Ce recueil, ce livre, même (200 pages), se présente comme la chronique d’un itinéraire. Chaque poème sonde, évalue, la substance des lieux, des êtres, des circonstances, des rencontres, réunissant des horizons contrastés: l’Amérique, le Harrar, la Flandre natale, le Quercy.
Mais c’est le corps de la femme qui donne son sens et son rythme à cet ouvrage. Femme comme métaphore immédiate ou implicite, grâce à qui la sensualité s’élargit à la pensée, à l’art, aux civilisations disparues. Qu’elle soit évoquée dans sa force de vie:
«À la surface/ d’un corps lisse comme le Ténéré/ elle fait courir ses seins/ comme galopent les gazelles »,
ou suggérée dans cette blancheur lumineuse qui
«transmet aux femmes la grâce du paradis perdu »,
elle aimante les lignes de perspective du poème.

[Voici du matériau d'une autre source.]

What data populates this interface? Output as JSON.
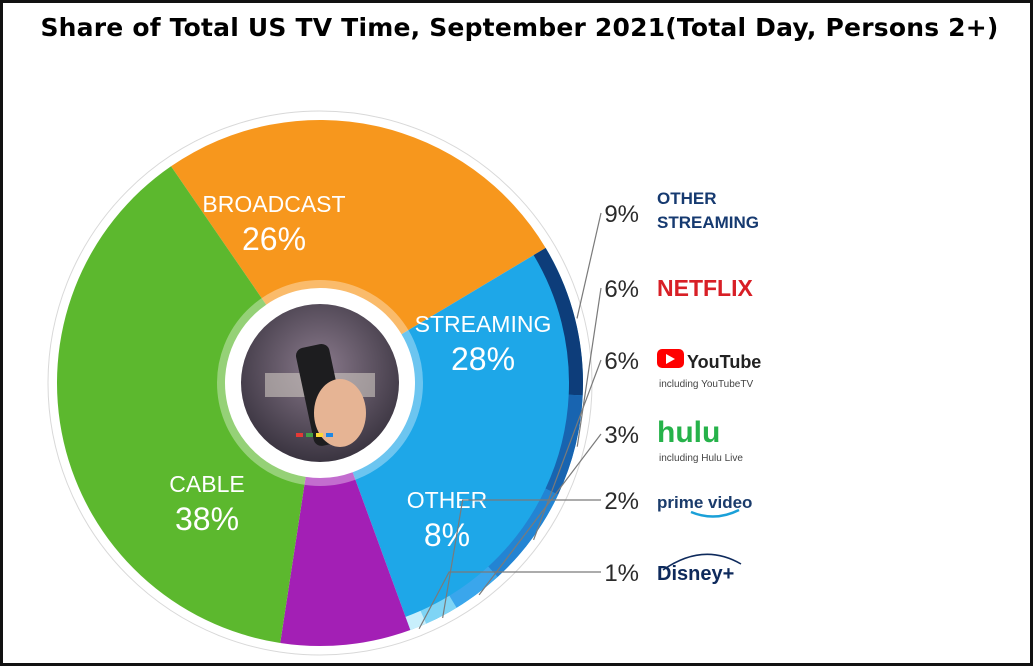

Car c’est elle qui, dans toute l’eurythmie de ses puissances, conjure la mémoire des guerres, répare en quelque sorte les généalogies et les familles ankylosées de conformisme.
C’est elle aussi qu’on devine à l’arrière-plan d’un bonheur franc:
«la maison bruissait des mots bleus des enfants jusqu’à produire un grand ciel outremer».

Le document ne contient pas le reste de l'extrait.